Droits des femmes : l’avocate Gisèle Halimi, figure majeure du féminisme français, est morte

Droits des femmes : l’avocate Gisèle Halimi, figure majeure du féminisme français, est morte

Gisèle Halimi est morte le 28 juillet 2020, le lendemain de ses 83 ans. La célèbre avocate s’est notamment fait connaître pour ses combats contre la torture pendant la guerre d’Algérie, mais aussi pour ses positions féministes. Elle s’est battue pour la légalisation de l’avortement et la criminalisation du viol. Une figure majeure du féminisme dont les combats guident aujourd’hui encore de nombreuses militantes et autant de militants.

Le combat pour la légitimité politique du féminisme

Pour beaucoup et notamment pour la philosophe Geneviève Fraisse, Gisèle Halimi et ses combats ont permis de donner au combat féministe toute sa légitimité sur la scène politique nationale, mais aussi internationale. Une participation majeure à la lutte féministe dont les conséquences sont visibles encore aujourd’hui dans certains nouveaux acquis.

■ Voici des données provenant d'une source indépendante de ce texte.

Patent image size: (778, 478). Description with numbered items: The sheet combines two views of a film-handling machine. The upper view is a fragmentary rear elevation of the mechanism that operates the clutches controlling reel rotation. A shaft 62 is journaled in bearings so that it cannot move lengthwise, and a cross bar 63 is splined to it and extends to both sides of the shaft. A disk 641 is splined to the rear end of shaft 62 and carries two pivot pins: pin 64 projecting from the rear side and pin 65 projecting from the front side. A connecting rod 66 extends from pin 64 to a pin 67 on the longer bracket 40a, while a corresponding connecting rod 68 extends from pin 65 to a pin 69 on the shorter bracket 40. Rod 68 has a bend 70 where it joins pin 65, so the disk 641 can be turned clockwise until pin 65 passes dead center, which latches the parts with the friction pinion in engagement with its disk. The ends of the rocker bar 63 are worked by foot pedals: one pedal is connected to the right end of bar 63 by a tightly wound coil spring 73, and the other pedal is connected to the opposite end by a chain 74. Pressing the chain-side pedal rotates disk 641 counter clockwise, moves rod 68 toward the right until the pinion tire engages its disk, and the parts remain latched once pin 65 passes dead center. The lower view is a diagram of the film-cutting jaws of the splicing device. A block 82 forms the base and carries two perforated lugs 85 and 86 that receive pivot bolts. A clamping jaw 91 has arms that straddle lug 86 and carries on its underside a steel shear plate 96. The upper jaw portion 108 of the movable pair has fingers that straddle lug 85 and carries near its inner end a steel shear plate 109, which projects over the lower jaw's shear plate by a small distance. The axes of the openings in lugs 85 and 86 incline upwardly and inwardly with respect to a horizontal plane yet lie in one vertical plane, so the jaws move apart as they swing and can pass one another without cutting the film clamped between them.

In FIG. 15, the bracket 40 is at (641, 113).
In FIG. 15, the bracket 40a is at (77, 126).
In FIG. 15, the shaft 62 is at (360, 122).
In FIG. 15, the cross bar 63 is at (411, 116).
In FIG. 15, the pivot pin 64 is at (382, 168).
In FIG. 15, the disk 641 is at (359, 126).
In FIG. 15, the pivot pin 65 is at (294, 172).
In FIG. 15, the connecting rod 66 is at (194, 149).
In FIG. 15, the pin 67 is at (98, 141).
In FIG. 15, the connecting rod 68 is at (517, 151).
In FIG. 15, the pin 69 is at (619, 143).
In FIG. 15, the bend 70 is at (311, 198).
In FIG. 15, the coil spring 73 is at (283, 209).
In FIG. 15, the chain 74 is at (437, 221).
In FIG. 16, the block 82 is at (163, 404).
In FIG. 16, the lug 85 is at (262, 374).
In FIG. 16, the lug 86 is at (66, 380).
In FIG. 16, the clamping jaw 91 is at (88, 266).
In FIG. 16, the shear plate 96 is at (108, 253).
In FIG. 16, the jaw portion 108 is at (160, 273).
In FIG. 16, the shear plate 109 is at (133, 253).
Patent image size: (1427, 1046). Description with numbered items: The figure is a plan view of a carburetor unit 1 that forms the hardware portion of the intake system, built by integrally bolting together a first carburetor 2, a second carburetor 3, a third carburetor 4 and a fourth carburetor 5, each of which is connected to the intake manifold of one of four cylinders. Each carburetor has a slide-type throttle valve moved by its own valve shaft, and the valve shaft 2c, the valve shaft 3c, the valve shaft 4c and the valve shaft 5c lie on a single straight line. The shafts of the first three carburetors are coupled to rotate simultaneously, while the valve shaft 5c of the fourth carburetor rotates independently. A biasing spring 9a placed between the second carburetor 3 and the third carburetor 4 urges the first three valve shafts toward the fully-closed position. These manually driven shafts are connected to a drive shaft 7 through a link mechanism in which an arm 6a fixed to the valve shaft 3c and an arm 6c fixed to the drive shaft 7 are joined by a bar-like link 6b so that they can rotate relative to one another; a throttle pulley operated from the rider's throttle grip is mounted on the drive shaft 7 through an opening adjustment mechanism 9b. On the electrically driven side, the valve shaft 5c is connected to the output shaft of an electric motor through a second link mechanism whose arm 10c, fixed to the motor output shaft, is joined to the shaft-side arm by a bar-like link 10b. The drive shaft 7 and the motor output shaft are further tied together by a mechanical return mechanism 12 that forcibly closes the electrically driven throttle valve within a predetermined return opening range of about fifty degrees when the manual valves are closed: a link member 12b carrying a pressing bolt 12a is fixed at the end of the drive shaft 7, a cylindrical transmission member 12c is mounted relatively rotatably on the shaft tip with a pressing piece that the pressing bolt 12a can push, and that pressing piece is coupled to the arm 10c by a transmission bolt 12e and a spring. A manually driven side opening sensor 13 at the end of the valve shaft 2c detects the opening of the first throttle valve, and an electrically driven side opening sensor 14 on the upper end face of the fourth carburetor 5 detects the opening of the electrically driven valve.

Un vote à l’Assemblée nationale à la fin du mois de mai dernier en témoigne. Il a rendu gratuites les protections menstruelles pour toutes les femmes les plus précaires. Le tabou qui entoure les règles est épais et a déjà coûté la vie à de nombreuses femmes à cause de la composition des protections et des chocs toxiques.
Des marques comme Heygina luttent pour améliorer la qualité des protections, mais le combat est également politique pour placer ses questions au centre du débat public.

Un rôle important dans la légalisation de l’avortement

Si la légalisation de l’IVG a été portée par Simone Veil et que c’est elle qui est souvent citée, le rôle qui a joué Gisèle Halimi n’est pas à négliger. Effectivement, en 1972, la jeune avocate avait défendu une femme qui avait avorté après avoir été violée.

Gisèle Halimi était évidemment portée par ses convictions au cours de ce procès aujourd’hui appelé « Procès de Bobigny ». Elle avait obtenu l’acquittement et cette jurisprudence a pesé lourd dans la décision de légaliser l’IVG.

Désormais, toutes les victimes d’expulsion spontanée d’un stérilet ont le droit d’avorter grâce à cette législation.

La dimension politique du combat féministe

Si Gisèle Halimi est si souvent citée par les militantes et les militants féministes, c’est parce que l’ensemble de son travail a permis de rassembler de nombreuses sensibilités. L’avocate et écrivaine croyait en l’identité politique du combat féministe. Elle l’a donc mené dans les arènes judiciaires, mais également politiques.

En plaçant la question du féminisme au centre de certains débats de société, elle a participé à lui donner la dimension politique que ses détracteurs refusaient de lui octroyer.
Aujourd’hui, alors que le féminisme est un combat beaucoup plus présent sur la scène politique et médiatique, il est impossible de ne pas y trouver une victoire de la lutte menée par Gisèle Halimi de la manière la plus large possible.